Technical data

2-4 Diagnostic Procedures

If no error bits are set, then it is probably a software problem.

Corrective action: File a bug report.

6. If there is no response to the second NMI, use the procedure in section Section 2.5.5,

“Procedure to Cause a Hung System to Enter POD Mode,” to try to reset into POD.

If there are no error bits set, then it is still probably a software problem, with

corruption of kernel memory. Entering POD depends on a few words of memory

being correct.

Corrective action: File a bug report.

Note: One hardware problem that can look like a software problem under the guidelines

in Table 2-1 is if some (but not all) processors are not executing instructions

normally, but at least one CPU continues to execute. If you suspect this may be the

case, see Section 2.5.4, “Using a Debug Kernel to Find System Hangs.”

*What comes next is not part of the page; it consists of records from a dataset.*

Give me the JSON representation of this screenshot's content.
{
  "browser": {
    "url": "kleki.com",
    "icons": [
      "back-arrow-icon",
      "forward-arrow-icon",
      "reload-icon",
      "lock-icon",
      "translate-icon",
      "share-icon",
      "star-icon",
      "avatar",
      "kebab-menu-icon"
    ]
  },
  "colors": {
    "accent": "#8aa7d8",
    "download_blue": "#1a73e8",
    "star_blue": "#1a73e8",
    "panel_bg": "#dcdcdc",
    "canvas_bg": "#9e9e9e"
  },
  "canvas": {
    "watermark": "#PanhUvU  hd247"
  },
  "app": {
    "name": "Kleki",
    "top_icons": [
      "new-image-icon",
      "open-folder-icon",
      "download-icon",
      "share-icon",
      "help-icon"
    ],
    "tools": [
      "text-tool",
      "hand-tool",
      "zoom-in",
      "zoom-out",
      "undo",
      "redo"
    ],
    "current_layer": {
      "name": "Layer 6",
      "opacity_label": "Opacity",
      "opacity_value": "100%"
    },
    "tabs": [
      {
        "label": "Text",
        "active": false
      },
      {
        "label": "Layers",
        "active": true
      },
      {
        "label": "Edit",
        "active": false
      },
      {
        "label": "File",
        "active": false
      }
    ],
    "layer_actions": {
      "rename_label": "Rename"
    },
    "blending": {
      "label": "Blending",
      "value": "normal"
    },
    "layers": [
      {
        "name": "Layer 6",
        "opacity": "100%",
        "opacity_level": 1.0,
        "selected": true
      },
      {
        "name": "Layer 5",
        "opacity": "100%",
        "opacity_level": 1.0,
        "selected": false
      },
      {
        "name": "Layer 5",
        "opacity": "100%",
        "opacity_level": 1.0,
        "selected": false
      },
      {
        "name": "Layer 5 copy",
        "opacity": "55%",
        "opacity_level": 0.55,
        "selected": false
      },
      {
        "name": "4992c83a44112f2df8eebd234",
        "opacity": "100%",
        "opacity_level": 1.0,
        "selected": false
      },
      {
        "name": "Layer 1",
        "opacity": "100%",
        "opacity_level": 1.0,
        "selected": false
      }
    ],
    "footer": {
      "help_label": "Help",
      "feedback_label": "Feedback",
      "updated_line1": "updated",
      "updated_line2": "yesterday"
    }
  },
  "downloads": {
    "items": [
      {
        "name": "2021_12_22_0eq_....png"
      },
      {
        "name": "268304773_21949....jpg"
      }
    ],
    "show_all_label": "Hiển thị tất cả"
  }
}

2.2.2 What to Do if the System Has Been Reset or Rebooted

If the system has already been reset or rebooted by the time you examine it, there is nothing

remaining to look at. Ask the customer to allow you to examine the system the next time it

hangs.

If the customer cannot wait for you to arrive after the system hangs, ask the customer to

use the System Controller to issue a nonmaskable interrupt (NMI), which should create a

system core dump.

If the system dumps core after the customer issues an NMI, then you should suspect a

software problem, in particular with the operating system (IRIX). If the system doesn’t

respond, then the hardware may be at fault. If there is a hardware problem, the

/var/adm/SYSLOG ﬁle may contain kernel messages preceding the hang that should be

included in any bug reports.

2.3 Diagnosing a System Panic

When the IRIX kernel panics, it displays one of several error messages and then stops

running purposefully. There are both hardware and software causes for kernel panics. To

determine the cause of the panic, collect the messages that the kernel printed at panic time

and classify them.

At panic time, messages are displayed on the system console; this is useful only if the

system console is set to the serial port console. The kernel then attempts a core dump, in

which the messages are stored. At boot time, the utility savecore(1M) copies the panic

messages into the ﬁle /var/adm/SYSLOG and stores the core dump in a ﬁle called

/var/adm/crash/vmcore.N.comp. In the actual ﬁlename, N is a number that identiﬁes each

particular core dump if there is more than one dump ﬁle in the crash directory. You can

examine panic messages in either SYSLOG or vmcore.N.comp ﬁles.